6. Adobe Photoshop Album - The $50 Photoshop Album offers an easy, friendly way to organize, search, touch up, print or e-mail your collection of digital images.
5. Dragon NaturallySpeaking 7 Preferred - Version 7 of this pioneering speech-recognition package is called "simply remarkable" by Small Business Computing. It costs $200 and with just a half an hour's setup, "you can truly dictate to your PC, rattling on in your normal voice and enjoying versatile shortcut commands.... If Microsoft bought this software, Time and Newsweek would be running cover stories about a new millennium in human/computer interfaces. It's that good."
4. Microsoft Windows XP Media Center Edition 2004 - Microsoft's second-generation operating system for multimedia-optimized computers. It's a "classy, attractive way to manage your digital photos, music files, TV and radio favorites, and more."
3. Activewords - The $50 ActiveWords Plus is an interface that reacts when you type words on the keyboard. ActiveWords is "an exemplary power tool for quickly performing repetitive tasks, launching favorite programs or Web pages, and applying the idea behind Word's AutoComplete to customize and optimize your whole computing environment."
2. OpenOffice.org 1.1 - OpenOffice is a free, open-source, Microsoft-file-compatible word processor, spreadsheet, presentation, and drawing suite. Interchanges for Word, Excel, and PowerPoint, along with a PDF export and a macro recorder are also included.

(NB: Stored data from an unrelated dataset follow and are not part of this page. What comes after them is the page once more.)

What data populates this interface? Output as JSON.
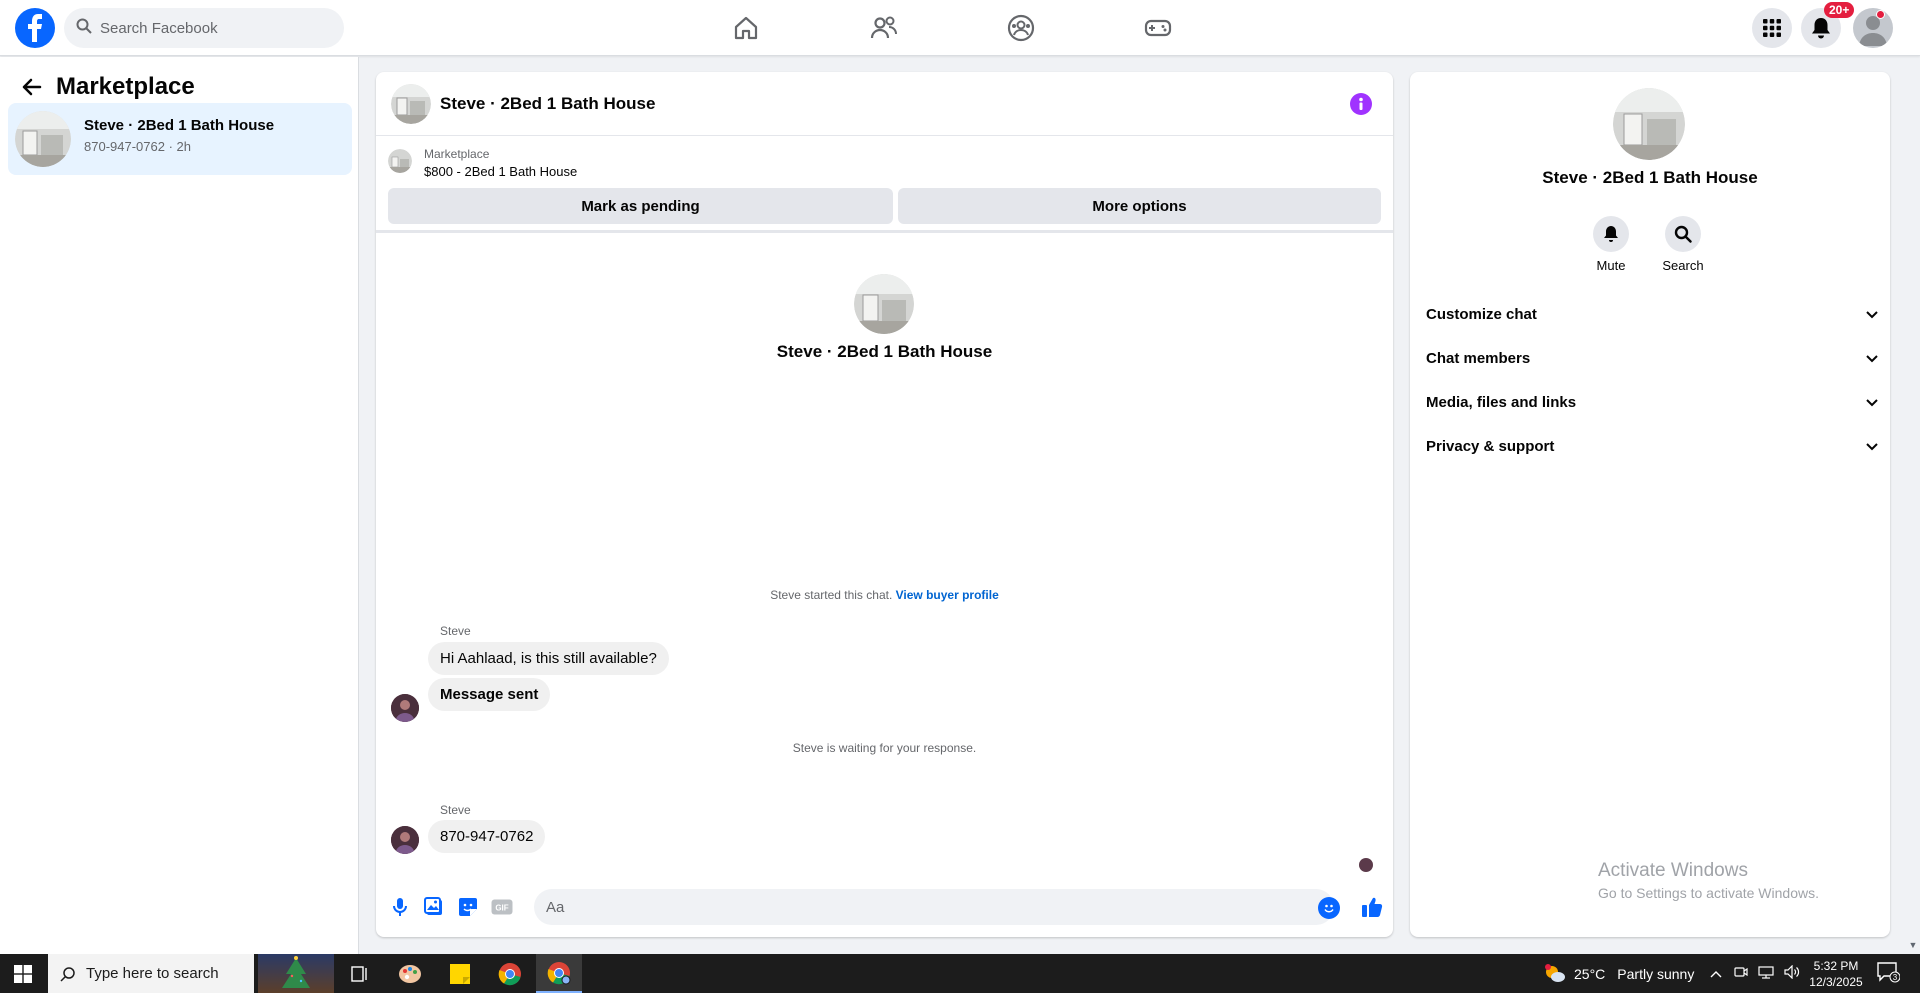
{
  "header": {
    "search_placeholder": "Search Facebook",
    "notifications_badge": "20+",
    "nav": [
      "home-icon",
      "friends-icon",
      "groups-icon",
      "gaming-icon"
    ]
  },
  "sidebar": {
    "title": "Marketplace",
    "conversations": [
      {
        "name": "Steve · 2Bed 1 Bath House",
        "subtitle": "870-947-0762 · 2h"
      }
    ]
  },
  "chat": {
    "title": "Steve · 2Bed 1 Bath House",
    "listing": {
      "label": "Marketplace",
      "price_title": "$800 - 2Bed 1 Bath House",
      "mark_pending": "Mark as pending",
      "more_options": "More options"
    },
    "profile_name": "Steve · 2Bed 1 Bath House",
    "system_started": "Steve started this chat.",
    "view_buyer_profile": "View buyer profile",
    "messages_group1": {
      "sender": "Steve",
      "msg1": "Hi Aahlaad, is this still available?",
      "msg2": "Message sent"
    },
    "system_waiting": "Steve is waiting for your response.",
    "messages_group2": {
      "sender": "Steve",
      "msg1": "870-947-0762"
    },
    "composer_placeholder": "Aa",
    "gif_label": "GIF"
  },
  "details": {
    "name": "Steve · 2Bed 1 Bath House",
    "actions": {
      "mute": "Mute",
      "search": "Search"
    },
    "sections": [
      "Customize chat",
      "Chat members",
      "Media, files and links",
      "Privacy & support"
    ],
    "watermark_title": "Activate Windows",
    "watermark_sub": "Go to Settings to activate Windows."
  },
  "taskbar": {
    "search_placeholder": "Type here to search",
    "weather_temp": "25°C",
    "weather_cond": "Partly sunny",
    "time": "5:32 PM",
    "date": "12/3/2025",
    "notif_count": "3"
  },
  "colors": {
    "brand": "#0866ff",
    "selected_bg": "#e7f3ff",
    "info_purple": "#a033ff",
    "badge_red": "#e41e3f",
    "link": "#0064d1"
  }
}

1. Microsoft Office 2003 - "It's somewhat anticlimactic or obvious, but it'd be foolish to deny that the new editions of Gates & Co.'s ultra-dominant software suite are the most significant of the year. *** ...Outlook 2003's reorganized reading layout and built-in spam blocker, as well as the Small Business Edition's impressive (but unshareable or single-user) contact manager, are a real help to end users...."
Read the full text of the article here.
Although the article is directed toward small business, the top ten choices are equally applicable to home users and even large corporations. And it's clear that Microsoft still rules -- yet interesting that the runner-up for top software choice is an open-source entry.